In the dropdown, you can select "compile to binary object" to compile to a .o and show you disassembly of that, or to compile to a linked executable (including a dummy main if your code doesn't have one) and disassemble that with objdump. This will feed the output of the C->asm compiler (cc1 or cc1plus) through the assembler, so you will get errors if there's a problem.


Don't use Basic Asm (no constraints) inside functions, except with __attribute__((naked)) in which case Basic Asm is the only thing you can put there. https://gcc.gnu.org/wiki/ConvertBasicAsmToExtended

You can use Basic Asm at global scope, though, almost exactly like a separate .s file, using the GNU assembler's .intel_syntax noprefix which is MASM-like other than directives.

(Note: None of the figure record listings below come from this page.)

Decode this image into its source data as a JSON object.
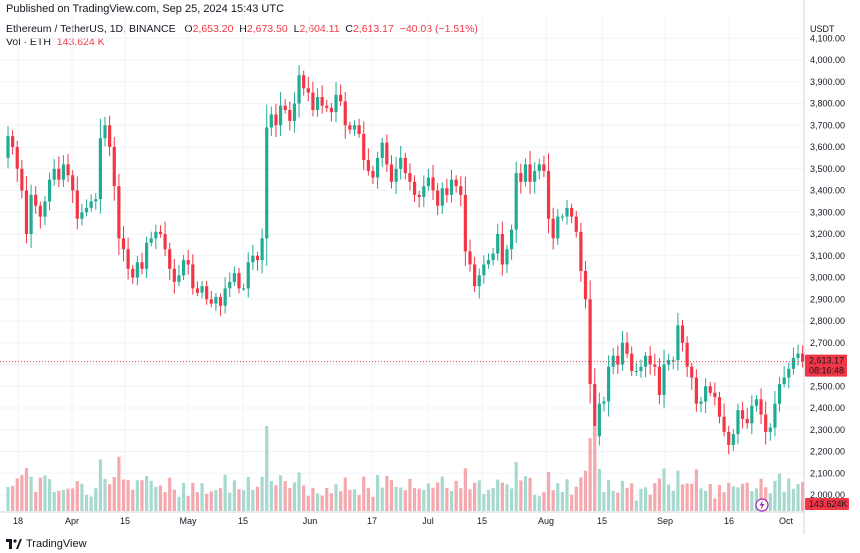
{
  "header": {
    "published": "Published on TradingView.com, Sep 25, 2024 15:43 UTC"
  },
  "legend": {
    "symbol": "Ethereum / TetherUS, 1D, BINANCE",
    "o_label": "O",
    "o_value": "2,653.20",
    "h_label": "H",
    "h_value": "2,673.50",
    "l_label": "L",
    "l_value": "2,604.11",
    "c_label": "C",
    "c_value": "2,613.17",
    "change": "−40.03 (−1.51%)",
    "vol_label": "Vol · ETH",
    "vol_value": "143.624 K"
  },
  "price_axis": {
    "unit": "USDT",
    "last_price": "2,613.17",
    "countdown": "08:16:48",
    "volume_tag": "143.624K"
  },
  "footer": {
    "brand": "TradingView"
  },
  "colors": {
    "up": "#22ab94",
    "down": "#f23645",
    "up_vol": "#a7d9cf",
    "down_vol": "#f5a8ae",
    "grid": "#f0f3fa",
    "price_line": "#f23645"
  },
  "chart_data": {
    "type": "candlestick",
    "x_ticks": [
      "18",
      "Apr",
      "15",
      "May",
      "15",
      "Jun",
      "17",
      "Jul",
      "15",
      "Aug",
      "15",
      "Sep",
      "16",
      "Oct"
    ],
    "y_ticks": [
      "2,000.00",
      "2,100.00",
      "2,200.00",
      "2,300.00",
      "2,400.00",
      "2,500.00",
      "2,600.00",
      "2,700.00",
      "2,800.00",
      "2,900.00",
      "3,000.00",
      "3,100.00",
      "3,200.00",
      "3,300.00",
      "3,400.00",
      "3,500.00",
      "3,600.00",
      "3,700.00",
      "3,800.00",
      "3,900.00",
      "4,000.00",
      "4,100.00"
    ],
    "ylim": [
      2000,
      4100
    ],
    "closes": [
      3650,
      3600,
      3500,
      3400,
      3200,
      3380,
      3330,
      3280,
      3350,
      3450,
      3500,
      3450,
      3520,
      3470,
      3400,
      3270,
      3300,
      3320,
      3350,
      3360,
      3640,
      3700,
      3600,
      3420,
      3180,
      3130,
      3040,
      3000,
      3070,
      3040,
      3160,
      3180,
      3210,
      3200,
      3130,
      3040,
      2980,
      3010,
      3080,
      3060,
      2950,
      2930,
      2960,
      2900,
      2880,
      2910,
      2870,
      2950,
      2980,
      3020,
      2950,
      2950,
      3070,
      3100,
      3080,
      3180,
      3690,
      3750,
      3700,
      3790,
      3770,
      3720,
      3800,
      3930,
      3870,
      3850,
      3770,
      3830,
      3790,
      3780,
      3760,
      3840,
      3810,
      3700,
      3680,
      3700,
      3660,
      3540,
      3490,
      3460,
      3550,
      3620,
      3520,
      3440,
      3500,
      3550,
      3480,
      3440,
      3380,
      3370,
      3420,
      3460,
      3400,
      3330,
      3410,
      3380,
      3450,
      3420,
      3380,
      3120,
      3060,
      2960,
      3010,
      3060,
      3080,
      3110,
      3200,
      3060,
      3130,
      3220,
      3480,
      3440,
      3520,
      3440,
      3490,
      3520,
      3490,
      3270,
      3180,
      3280,
      3280,
      3320,
      3280,
      3210,
      3030,
      2900,
      2510,
      2270,
      2420,
      2430,
      2590,
      2640,
      2600,
      2700,
      2650,
      2570,
      2570,
      2590,
      2640,
      2600,
      2590,
      2460,
      2600,
      2620,
      2620,
      2780,
      2700,
      2590,
      2540,
      2420,
      2430,
      2500,
      2470,
      2450,
      2360,
      2290,
      2230,
      2280,
      2390,
      2350,
      2330,
      2410,
      2440,
      2370,
      2290,
      2310,
      2420,
      2510,
      2540,
      2580,
      2630,
      2650,
      2613.17
    ]
  }
}
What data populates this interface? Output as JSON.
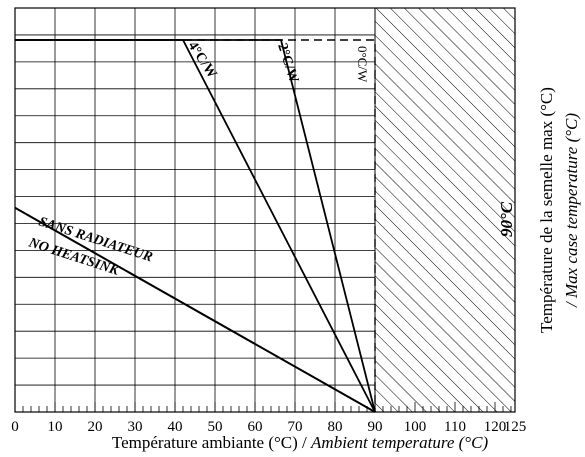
{
  "chart_data": {
    "type": "line",
    "title": "",
    "xlabel_fr": "Température ambiante (°C) / ",
    "xlabel_en": "Ambient temperature (°C)",
    "ylabel_fr": "Température de la semelle max (°C)",
    "ylabel_en": "/ Max case temperature (°C)",
    "xlim": [
      0,
      125
    ],
    "ylim": [
      0,
      1
    ],
    "x_ticks": [
      0,
      10,
      20,
      30,
      40,
      50,
      60,
      70,
      80,
      90,
      100,
      110,
      120,
      125
    ],
    "x_tick_labels": [
      "0",
      "10",
      "20",
      "30",
      "40",
      "50",
      "60",
      "70",
      "80",
      "90",
      "100",
      "110",
      "120",
      "125"
    ],
    "grid": true,
    "hatched_region": {
      "x_from": 90,
      "x_to": 125,
      "label": "90°C"
    },
    "series": [
      {
        "name": "SANS RADIATEUR",
        "subtitle": "NO HEATSINK",
        "x": [
          0,
          90
        ],
        "y": [
          0.549,
          0
        ]
      },
      {
        "name": "4°C/W",
        "x": [
          0,
          42,
          90
        ],
        "y": [
          1,
          1,
          0
        ]
      },
      {
        "name": "2°C/W",
        "x": [
          0,
          66.5,
          90
        ],
        "y": [
          1,
          1,
          0
        ]
      },
      {
        "name": "0°C/W",
        "x": [
          0,
          90,
          90
        ],
        "y": [
          1,
          1,
          0
        ],
        "dashed": true
      }
    ]
  }
}
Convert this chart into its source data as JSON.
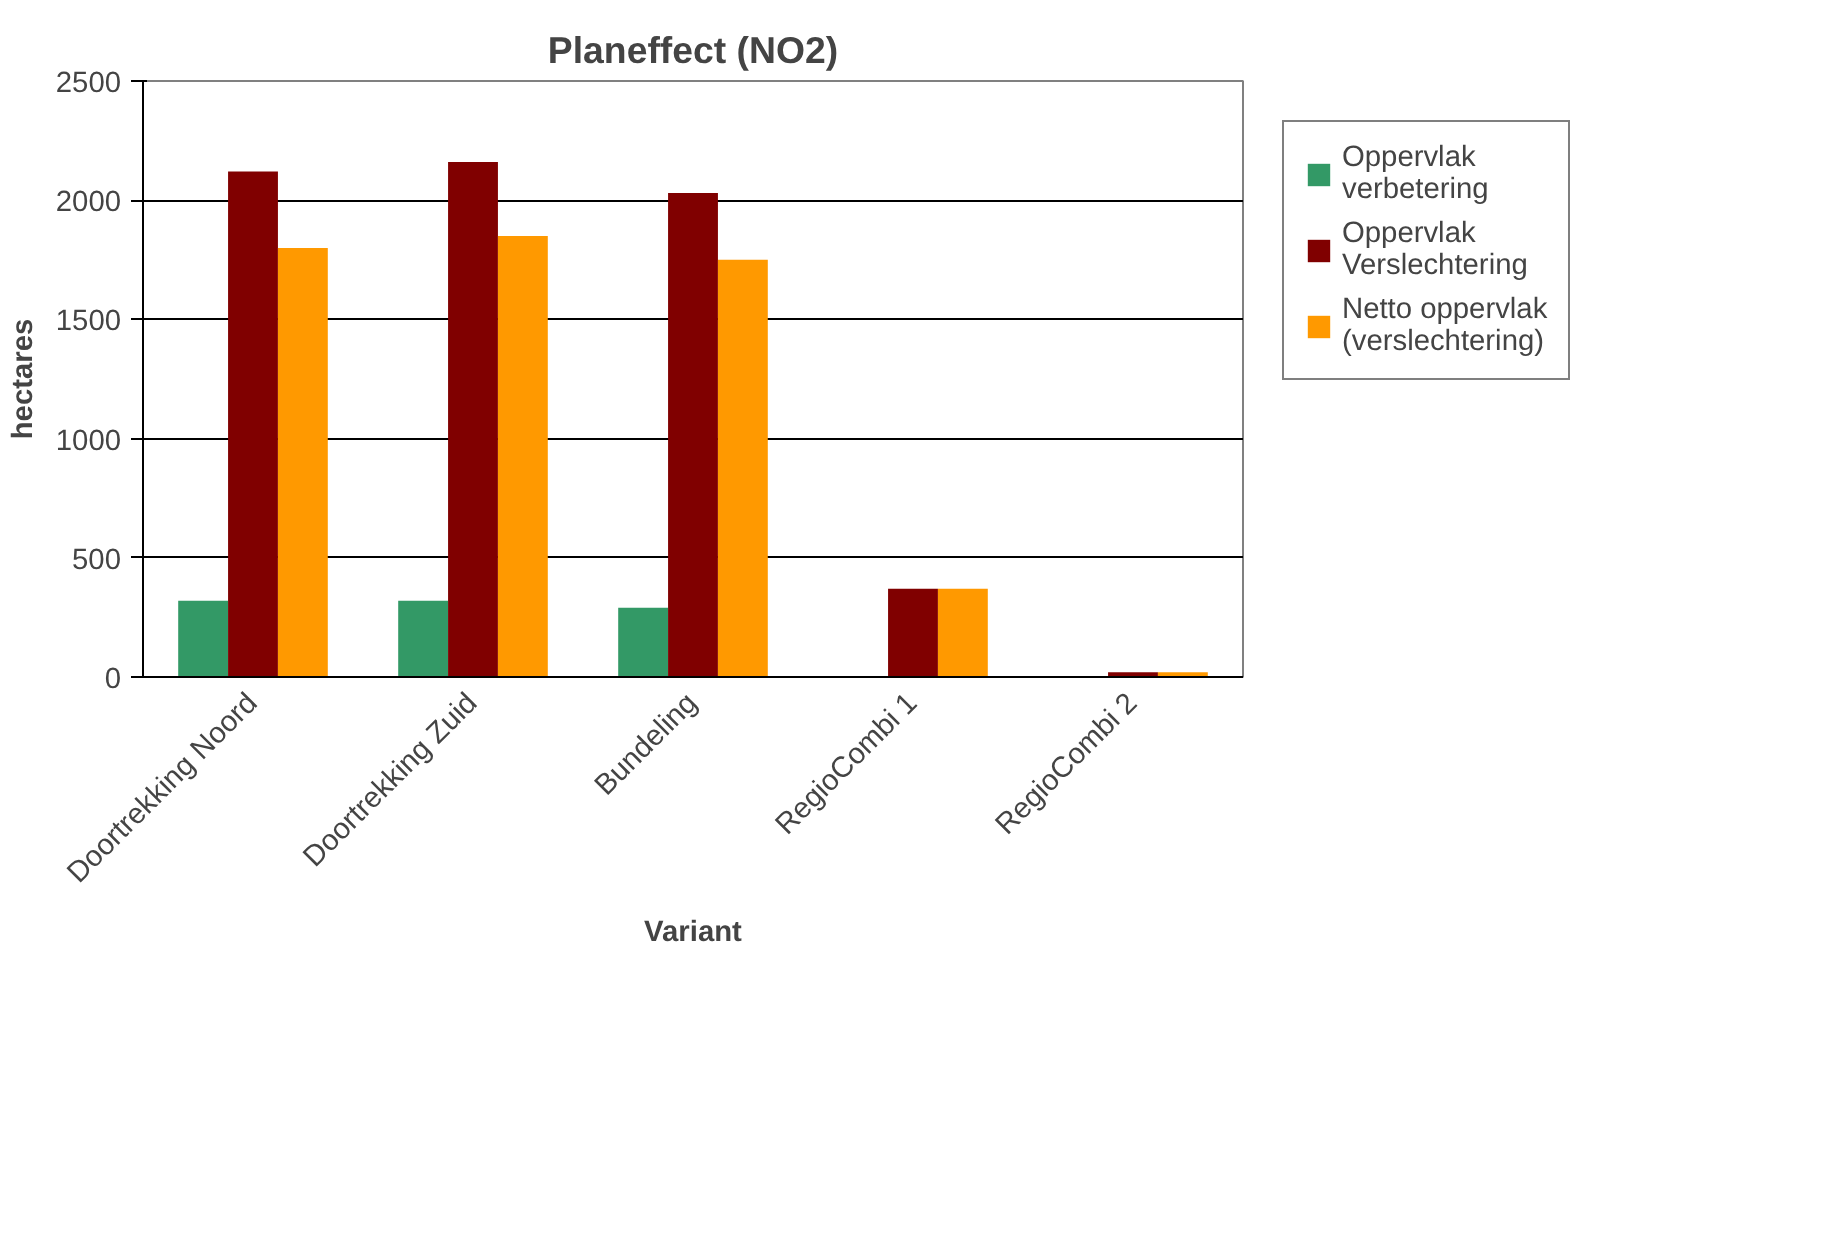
{
  "chart_data": {
    "type": "bar",
    "title": "Planeffect (NO2)",
    "xlabel": "Variant",
    "ylabel": "hectares",
    "categories": [
      "Doortrekking Noord",
      "Doortrekking Zuid",
      "Bundeling",
      "RegioCombi 1",
      "RegioCombi 2"
    ],
    "series": [
      {
        "name": "Oppervlak verbetering",
        "color": "#339966",
        "values": [
          320,
          320,
          290,
          0,
          0
        ]
      },
      {
        "name": "Oppervlak Verslechtering",
        "color": "#800000",
        "values": [
          2120,
          2160,
          2030,
          370,
          20
        ]
      },
      {
        "name": "Netto oppervlak (verslechtering)",
        "color": "#ff9900",
        "values": [
          1800,
          1850,
          1750,
          370,
          20
        ]
      }
    ],
    "ylim": [
      0,
      2500
    ],
    "yticks": [
      0,
      500,
      1000,
      1500,
      2000,
      2500
    ],
    "grid": "y",
    "legend": "right"
  }
}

You can get examples of valid syntax from looking at GCC and Clang output for simple C/C++ functions on Godbolt. (The asm source in your question uses MASM directives like .code and foo PROC. You'll need to change that to just using a label. Since it's in the same compilation unit as the caller, you don't need .global test_111)

// compile this with -masm=intel; the default is att
asm(R"             # multi-line string literal
.text
test_111:
    # 64-bit assembly
    # lea rax, [RIP + main]     # example of its addressing-mode syntax
    xor eax, eax
    inc rax
    ret
");


#include <iostream>

extern "C" long long test_111();
// your asm uses RAX, which would be pointless if you only return a 32-bit type

int main()
{
    long long r = test_111();

    std::cout << "result=" << r << '\n';  // endl sucks and clutters the asm
    return 0;
}

You need to put -masm=intel on the compiler command line; normally compiler-explorer only passes it for builds that are going to stop at the .s output to show that to the user, not for the separate build of an executable to run. But xor eax,eax isn't valid in AT&T syntax; that would be two memory operands and an ambiguous operand-size.

See it on Godbolt with both "execute the code" checked for the compiler-output pane, and a separate "executor" pane, both needing -masm=intel.

Re: using R"( ... )" in C++, see How to write multiline inline assembly code in GCC C++?